All apps that iPhone users download pass through Apple’s app store, because Apple doesn’t allow alternative marketplaces. Google uses its own store, which is called Google Play and is preinstalled on most Android phones, to give preference to its own apps over similar apps from competitors. While Google does allow alternative app stores, users must download them.
Both companies retain as much as 30 percent of the money consumers pay both for apps and for the purchases they make within those apps. (Credit card networks typically charge around 3 percent in transaction fees.) Apple made $72 billion last year from app store fees alone, while Google Play earned Google $39 billion, according to a research company called Sensor Tower. This week Google said it would reduce its commission for some app store sales. Both companies are targets of American and European inquiries into monopolies in the technology market.
Last fall Epic Games, the maker of the popular video game Fortnite, sued Apple after trying unsuccessfully to wrest control of consumer payments by adding its own direct payment system to Fortnite. Apple responded by removing the game from its app store, and a trial is scheduled to begin in May.
And now states are taking on the issue of payments for mobile phone software. Bills recently introduced in more than a half-dozen states, including Arizona, New York, Illinois and Georgia, would prevent Apple and Google from forcing developers to use the platforms’ payment systems. Some of the bills have been backed by the Coalition for App Fairness, a nonprofit organization that opposes app store fees and was founded by technology companies including Epic Games and Spotify. With these bills, state lawmakers are directly challenging the market power of big tech, attempting to address through policy what could take years to achieve through antitrust cases.
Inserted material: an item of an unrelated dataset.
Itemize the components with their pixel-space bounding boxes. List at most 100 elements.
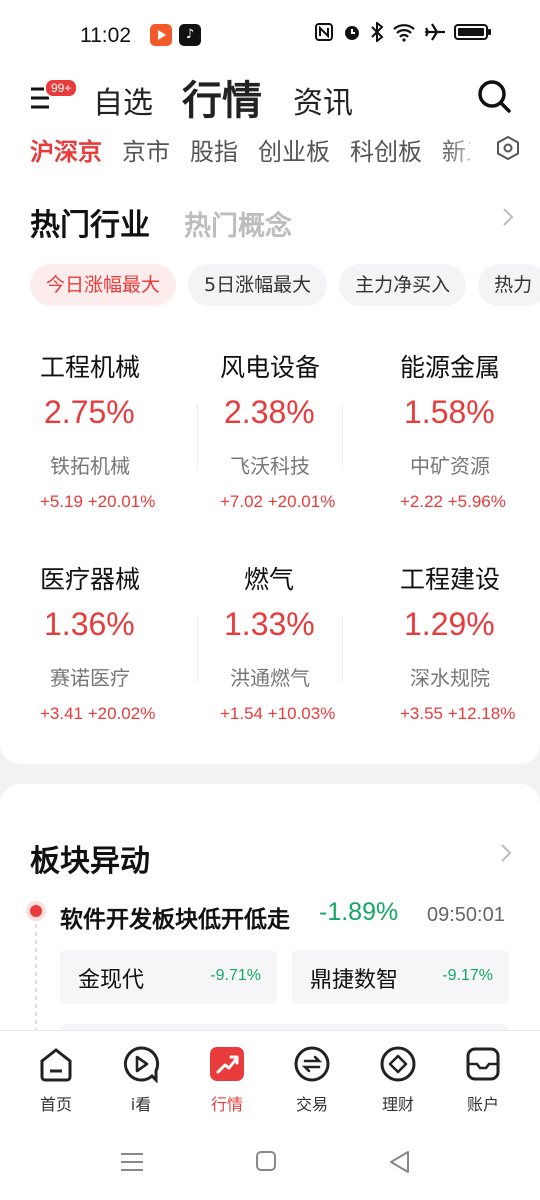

Arizona’s House of Representatives this month passed a bill that prevents providers of digital platforms from compelling consumers and software developers based in the state to use those platforms’ payment systems. The measure was supported almost entirely by Republicans. Most of the state’s Democrats sided with Apple and libertarians at Americans for Prosperity and the Goldwater Institute in opposing the bill, arguing that the state should not be involved in disputes between private businesses and that federal enforcers, not states, should regulate tech markets.